Après le sacrifice, la mise du mouton en kit et la longue préparation des mets, place au repas ! Les boulfaf , brochettes de foie à la crépine,  donnent le coup d’envoi du déjeuner. Parsemées de sel et de cumin, elles sont aussi évocatrices pour un Marocain que le foie gras de Noël pour un Français. Le tout est naturellement arrosé de thé à la menthe et accompagné de salades marocaines, de pain ou d’olives.

Le ragoût d’abats, douwara, qui mêle poumons et estomac du mouton à la sauce aux oignons, aux tomates et aux pois chiche arrive ensuite, avec des variantes culinaires en fonction des régions et des familles. Le premier déjeuner est généralement assez frugal car il y a encore du travail en cuisine ! La préparation du couscous du soir attend notamment les femmes.

Le lendemain et parfois même les jours qui suivent célébreront le mouton à toutes les sauces : épaule d’agneau, gigot d’agneau grillé, agneau aux pruneaux… Il faudra bien une semaine pour que la vie reprenne son cours normal.

Table de l'Aid el kbir © Laurie Arnauné
Table de l'Aïd el Kbir © Laurie Arnauné

Au-delà de l’aspect religieux

Plus qu’une fête religieuse, l’Aïd el Adha est un grand moment de convivialité et de visites aux proches et au voisinage. C’est aussi, à l’instar de Noël, la journée des enfants… Allah n’a-t-il pas épargné l’enfant du prophète Abraham en le transformant en mouton ? Ces derniers, vêtus de leurs plus beaux habits reçoivent souvent argent de poche et cadeaux.  L’Aïd el Kbir, c’est enfin un grand moment de partage et de générosité envers les plus démunis. Dons d’argent, de nourriture et de moutons marquent les plus beaux élans de solidarité. La tradition veut d’ailleurs qu’un tiers du mouton soit offert à une personne nécessiteuse qui n’a pas eu la chance d’acheter un mouton.

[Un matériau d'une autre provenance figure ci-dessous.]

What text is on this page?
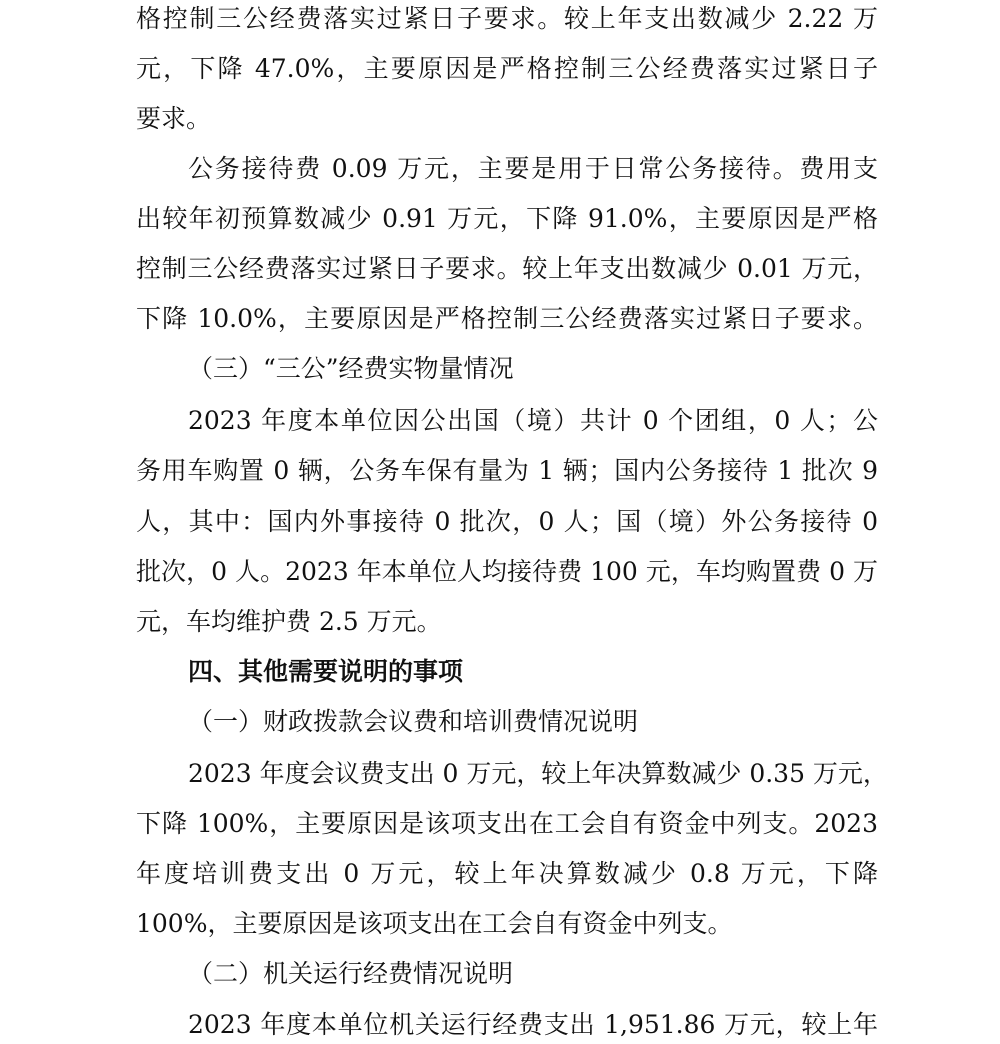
格控制三公经费落实过紧日子要求。较上年支出数减少 2.22 万
元，下降 47.0%，主要原因是严格控制三公经费落实过紧日子
要求。
公务接待费 0.09 万元，主要是用于日常公务接待。费用支
出较年初预算数减少 0.91 万元，下降 91.0%，主要原因是严格
控制三公经费落实过紧日子要求。较上年支出数减少 0.01 万元，
下降 10.0%，主要原因是严格控制三公经费落实过紧日子要求。
（三）“三公”经费实物量情况
2023 年度本单位因公出国（境）共计 0 个团组，0 人；公
务用车购置 0 辆，公务车保有量为 1 辆；国内公务接待 1 批次 9
人，其中：国内外事接待 0 批次，0 人；国（境）外公务接待 0
批次，0 人。2023 年本单位人均接待费 100 元，车均购置费 0 万
元，车均维护费 2.5 万元。
四、其他需要说明的事项
（一）财政拨款会议费和培训费情况说明
2023 年度会议费支出 0 万元，较上年决算数减少 0.35 万元，
下降 100%，主要原因是该项支出在工会自有资金中列支。2023
年度培训费支出 0 万元，较上年决算数减少 0.8 万元，下降
100%，主要原因是该项支出在工会自有资金中列支。
（二）机关运行经费情况说明
2023 年度本单位机关运行经费支出 1,951.86 万元，较上年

Les noms de l’Aïd el Kbir dans le monde
L’Aïd el Kbir est fêté sous de nombreuses latitudes du globe. Dans les contrées non-arabophones, on lui attribue les noms suivants :
Tabaski ou Tobaski (Sénégal et Afrique de l’Ouest)
Kurban Bayrami (Turquie)
Kurban Bajram (Balkans)
Bajrami i Vogël (Albanie)
Arefa (Ethiopie)
Lebaran Haji (Indonésie)
Tafaska (chez les amazigh)
Aïd Qorbani (île de la Réunion)

Vivre l’Aïd en tant que non-musulmans

Verdict après 5 fêtes de l'Aïd el Adha passées au Maroc ? Ces fêtes de l’Aïd, en famille, me rappellent les Noël de mon enfance. Les enfants s’y retrouvent, joyeusement, et en toute simplicité. Ils sont au centre de la fête. Les grands et les anciens tissent chaleureusement les liens familiaux autour de la cuisine et des repas. Les 3id moubarak s3id (joyeux aïd) fusent et le temps est comme en suspend pendant la fête.